Some time in the early aughts, he doesn’t remember quite when, Charles
Greene melted down black plastic chess pieces, mixed them with liquids to
form ink, and tattooed three letters on his right cheek with a needle. A
G and two R’s – their spines back to back – memorialize a cousin who
helped raise him.
He was incarcerated at the time, and it was one of his first tattoos.
Greene soon covered himself with others. But the one on his face
became the biggest problem when he got out of jail in October.
“When you go for employment … it’s a bad statement already,” he says. “If
you sit down and you have a tattoo on your face, my first instinct is that
you’re in a gang, or you’re running wild. It’s not a good look for a
company.”
Greene, 49, is the first former inmate to use a free tattoo removal service by
East Coast Laser Tattoo Removal in partnership with the Richmond City Sheriff’s Office. The Henrico business has offered the service for recently
released federal and state prisoners for more than three years, removing tattoos
from about 15 former inmates.
“We’re here to help people remove parts of their past, or to move forward.” — Chuck Powell, owner of East Coast Laser Tattoo Removal
Enter Richmond, the city with the third highest tattoo rate per capita.
East Coast offers a $10 credit for each hour of community service the
probationer puts in. One treatment costs about $100.

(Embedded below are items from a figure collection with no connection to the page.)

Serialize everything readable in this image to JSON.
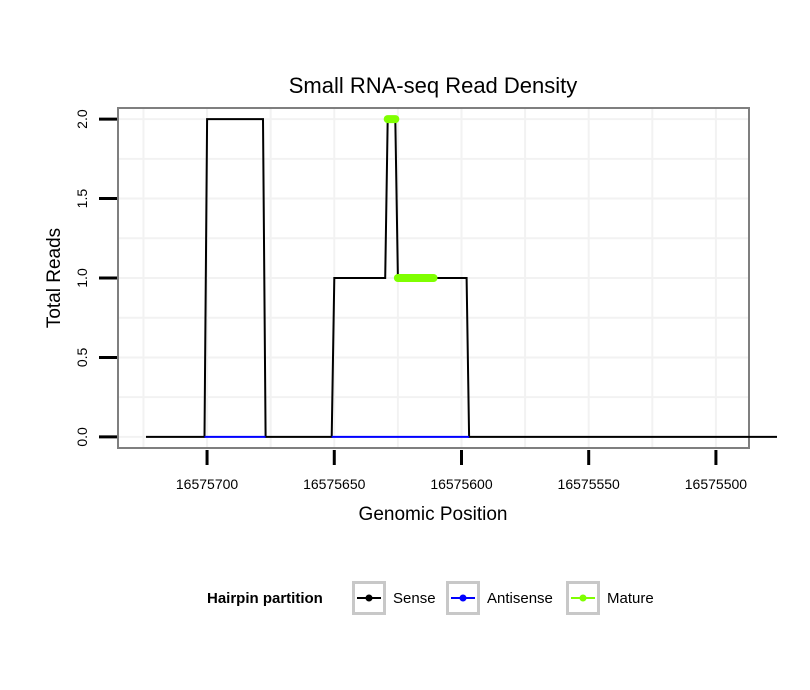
{
  "chart_data": {
    "type": "line",
    "title": "Small RNA-seq Read Density",
    "xlabel": "Genomic Position",
    "ylabel": "Total Reads",
    "xlim": [
      16575735,
      16575487
    ],
    "x_reversed": true,
    "ylim": [
      -0.07,
      2.07
    ],
    "x_ticks": [
      16575700,
      16575650,
      16575600,
      16575550,
      16575500
    ],
    "x_tick_labels": [
      "16575700",
      "16575650",
      "16575600",
      "16575550",
      "16575500"
    ],
    "y_ticks": [
      0.0,
      0.5,
      1.0,
      1.5,
      2.0
    ],
    "y_tick_labels": [
      "0.0",
      "0.5",
      "1.0",
      "1.5",
      "2.0"
    ],
    "grid": true,
    "legend": {
      "title": "Hairpin partition",
      "position": "bottom",
      "entries": [
        "Sense",
        "Antisense",
        "Mature"
      ]
    },
    "series": [
      {
        "name": "Sense",
        "color": "#000000",
        "x": [
          16575724,
          16575701,
          16575700,
          16575678,
          16575677,
          16575651,
          16575650,
          16575630,
          16575629,
          16575626,
          16575625,
          16575613,
          16575612,
          16575598,
          16575597,
          16575476
        ],
        "y": [
          0,
          0,
          2,
          2,
          0,
          0,
          1,
          1,
          2,
          2,
          1,
          1,
          1,
          1,
          0,
          0
        ]
      },
      {
        "name": "Antisense",
        "color": "#0000ff",
        "x": [
          16575701,
          16575677,
          16575651,
          16575597
        ],
        "y": [
          0,
          0,
          0,
          0
        ],
        "segments": [
          [
            0,
            1
          ],
          [
            2,
            3
          ]
        ]
      },
      {
        "name": "Mature",
        "color": "#7fff00",
        "x": [
          16575629,
          16575626,
          16575625,
          16575611
        ],
        "y": [
          2,
          2,
          1,
          1
        ],
        "segments": [
          [
            0,
            1
          ],
          [
            2,
            3
          ]
        ]
      }
    ]
  }
}
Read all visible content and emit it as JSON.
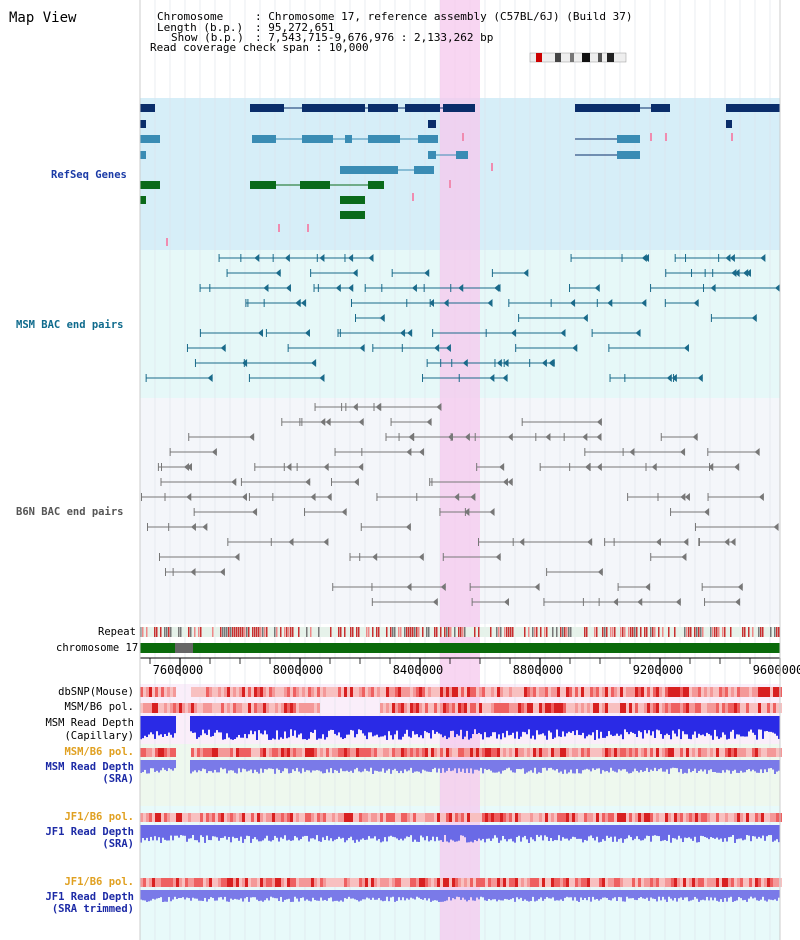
{
  "header": {
    "title": "Map View",
    "chromosome_label": "Chromosome",
    "chromosome_value": "Chromosome 17, reference assembly (C57BL/6J) (Build 37)",
    "length_label": "Length (b.p.)",
    "length_value": "95,272,651",
    "show_label": "Show (b.p.)",
    "show_value": "7,543,715-9,676,976 : 2,133,262 bp",
    "read_cov_label": "Read coverage check span",
    "read_cov_value": "10,000"
  },
  "tracks": {
    "refseq": "RefSeq Genes",
    "msm_bac": "MSM BAC end pairs",
    "b6n_bac": "B6N BAC end pairs",
    "repeat": "Repeat",
    "chromosome": "chromosome 17",
    "dbsnp": "dbSNP(Mouse)",
    "msm_b6_pol": "MSM/B6 pol.",
    "msm_read_depth_cap": "MSM Read Depth",
    "capillary": "(Capillary)",
    "msm_b6_pol2": "MSM/B6 pol.",
    "msm_read_depth_sra": "MSM Read Depth",
    "sra": "(SRA)",
    "jf1_b6_pol": "JF1/B6 pol.",
    "jf1_read_depth": "JF1 Read Depth",
    "sra2": "(SRA)",
    "jf1_b6_pol2": "JF1/B6 pol.",
    "jf1_read_depth2": "JF1 Read Depth",
    "sra_trimmed": "(SRA trimmed)"
  },
  "axis": {
    "ticks": [
      "7600000",
      "8000000",
      "8400000",
      "8800000",
      "9200000",
      "9600000"
    ]
  },
  "colors": {
    "highlight": "#f6d2f0",
    "refseq_bg": "#d6eef8",
    "msm_bg": "#e6f8f8",
    "b6n_bg": "#f4f6fa",
    "gene_dark": "#0a2d6a",
    "gene_mid": "#3a8cb4",
    "gene_green": "#0a6a1a",
    "chromosome_bar": "#0a6a0a"
  }
}
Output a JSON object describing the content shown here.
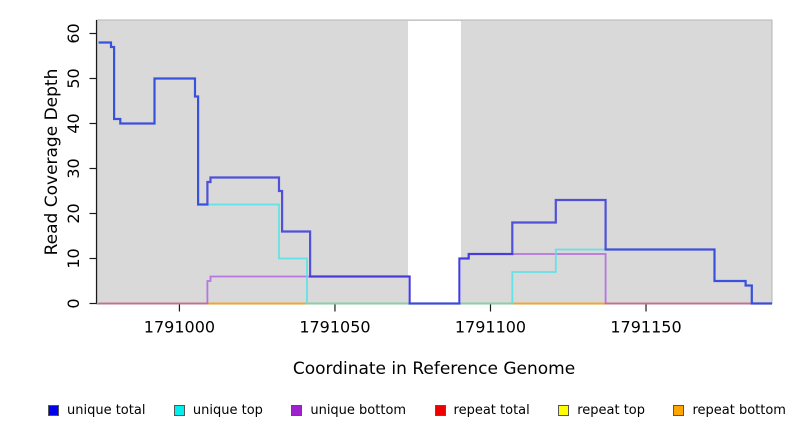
{
  "chart_data": {
    "type": "line",
    "subtype": "step-coverage",
    "title": "",
    "xlabel": "Coordinate in Reference Genome",
    "ylabel": "Read Coverage Depth",
    "xlim": [
      1790973.5,
      1791190.5
    ],
    "ylim": [
      0,
      63
    ],
    "xticks": [
      1791000,
      1791050,
      1791100,
      1791150
    ],
    "yticks": [
      0,
      10,
      20,
      30,
      40,
      50,
      60
    ],
    "grid": false,
    "plot_bg_color": "#d9d9d9",
    "plot_border_color": "#b5b5b5",
    "axis_color": "#1a1a1a",
    "no_data_region": {
      "x0": 1791073.5,
      "x1": 1791090.5,
      "color": "#ffffff"
    },
    "series": [
      {
        "name": "repeat total",
        "color": "#dd2222",
        "width": 1.6,
        "opacity": 0.9,
        "steps": [
          [
            1790974,
            0
          ]
        ],
        "x_end": 1791190.5
      },
      {
        "name": "repeat top",
        "color": "#eded00",
        "width": 1.6,
        "opacity": 0.9,
        "steps": [
          [
            1790974,
            0
          ]
        ],
        "x_end": 1791190.5
      },
      {
        "name": "repeat bottom",
        "color": "#ff9d1e",
        "width": 1.6,
        "opacity": 0.9,
        "steps": [
          [
            1790974,
            0
          ]
        ],
        "x_end": 1791190.5
      },
      {
        "name": "unique bottom",
        "color": "#ab5cde",
        "width": 1.8,
        "opacity": 0.8,
        "steps": [
          [
            1790974,
            0
          ],
          [
            1791009,
            5
          ],
          [
            1791010,
            6
          ],
          [
            1791074,
            0
          ],
          [
            1791090,
            10
          ],
          [
            1791093,
            11
          ],
          [
            1791137,
            0
          ]
        ],
        "x_end": 1791190.5
      },
      {
        "name": "unique top",
        "color": "#4fe3e8",
        "width": 1.8,
        "opacity": 0.85,
        "steps": [
          [
            1790974,
            58
          ],
          [
            1790978,
            57
          ],
          [
            1790979,
            41
          ],
          [
            1790981,
            40
          ],
          [
            1790992,
            50
          ],
          [
            1791005,
            46
          ],
          [
            1791006,
            22
          ],
          [
            1791032,
            10
          ],
          [
            1791041,
            0
          ],
          [
            1791107,
            7
          ],
          [
            1791121,
            12
          ],
          [
            1791172,
            5
          ],
          [
            1791182,
            4
          ],
          [
            1791184,
            0
          ]
        ],
        "x_end": 1791190.5
      },
      {
        "name": "unique total",
        "color": "#2929d8",
        "width": 2.2,
        "opacity": 0.78,
        "steps": [
          [
            1790974,
            58
          ],
          [
            1790978,
            57
          ],
          [
            1790979,
            41
          ],
          [
            1790981,
            40
          ],
          [
            1790992,
            50
          ],
          [
            1791005,
            46
          ],
          [
            1791006,
            22
          ],
          [
            1791009,
            27
          ],
          [
            1791010,
            28
          ],
          [
            1791032,
            25
          ],
          [
            1791033,
            16
          ],
          [
            1791042,
            6
          ],
          [
            1791074,
            0
          ],
          [
            1791090,
            10
          ],
          [
            1791093,
            11
          ],
          [
            1791107,
            18
          ],
          [
            1791121,
            23
          ],
          [
            1791137,
            12
          ],
          [
            1791172,
            5
          ],
          [
            1791182,
            4
          ],
          [
            1791184,
            0
          ]
        ],
        "x_end": 1791190.5
      }
    ],
    "legend": {
      "position": "bottom",
      "items": [
        {
          "label": "unique total",
          "color": "#0000ee"
        },
        {
          "label": "unique top",
          "color": "#00eeee"
        },
        {
          "label": "unique bottom",
          "color": "#a020d0"
        },
        {
          "label": "repeat total",
          "color": "#ee0000"
        },
        {
          "label": "repeat top",
          "color": "#ffff00"
        },
        {
          "label": "repeat bottom",
          "color": "#ffa500"
        }
      ]
    }
  }
}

Greene lies down for his second laser treatment on Thursday, opaque goggles
covering his eyes. “I feel like I’m … well, I’m not going to say it,” he
says grimly.
The laser breaks up ink molecules enough that white blood cells can carry
them into the circulatory system. “They kind of act like
Pac-Man,” says Chuck Powell, owner of East Coast and a laser tattoo
specialist.
“We’re here to help people remove parts of their past, or to move forward,”
he says. “Society’s pretty well accepting of tattoos, but professionally
it’s kind of an individual business determination.”

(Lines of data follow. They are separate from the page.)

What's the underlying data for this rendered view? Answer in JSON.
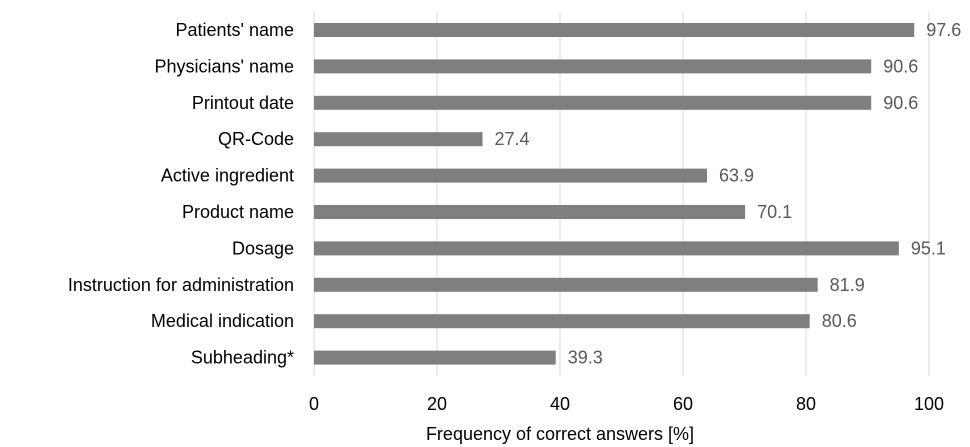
{
  "chart_data": {
    "type": "bar",
    "orientation": "horizontal",
    "categories": [
      "Patients' name",
      "Physicians' name",
      "Printout date",
      "QR-Code",
      "Active ingredient",
      "Product name",
      "Dosage",
      "Instruction for administration",
      "Medical indication",
      "Subheading*"
    ],
    "values": [
      97.6,
      90.6,
      90.6,
      27.4,
      63.9,
      70.1,
      95.1,
      81.9,
      80.6,
      39.3
    ],
    "value_labels": [
      "97.6",
      "90.6",
      "90.6",
      "27.4",
      "63.9",
      "70.1",
      "95.1",
      "81.9",
      "80.6",
      "39.3"
    ],
    "xlabel": "Frequency of correct answers [%]",
    "ylabel": "",
    "xlim": [
      0,
      100
    ],
    "xticks": [
      0,
      20,
      40,
      60,
      80,
      100
    ],
    "xtick_labels": [
      "0",
      "20",
      "40",
      "60",
      "80",
      "100"
    ],
    "grid": "vertical",
    "legend": "none",
    "bar_color": "#7f7f7f"
  }
}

A 2013 study in the International Journal of Criminology and Sociology
found that visible tattoos on former inmates increase the likelihood of a
return to violent crime within three years of release.
“I kept coming in and out jail my whole life basically,” Greene says. “I
didn’t have the slightest clue what I was going to do, always going back
out there trying to sell drugs.”
He credits sheriff’s office programming with helping him get on his feet
and apply for jobs. “I’m sure if I wasn’t in here, I would see y’all
somewhere and your first instinct would be, ‘Yes, can I get the police
department?’” Greene says, miming a phone call. “I can look kind of crazy
sometimes until you get to know me. So I got to get it off.”
Powell estimates that Greene’s removal will take about 10 treatments – a $1,000
value – with about six weeks between each. Not knowing the composition
of the ink means the removal can take more treatments. “It’s harder when
you’re dealing with a dense product, like with some jailhouse ink,” Powell
says.
The pain of removal, which Powell likens to the snap of a rubber band
against your skin, is more a factor of the tattoo’s placement. “Under the
arms is sensitive, the ribs are sensitive, shoulders not so much. Facial is
probably pretty sensitive.”
Greene nods and hums in assent, now with gauze covering
his cheek. “It stings,” he says, but no worse than the application of the
tattoo.
“If the doc can’t get it off,” he jokes, “then off with my head.”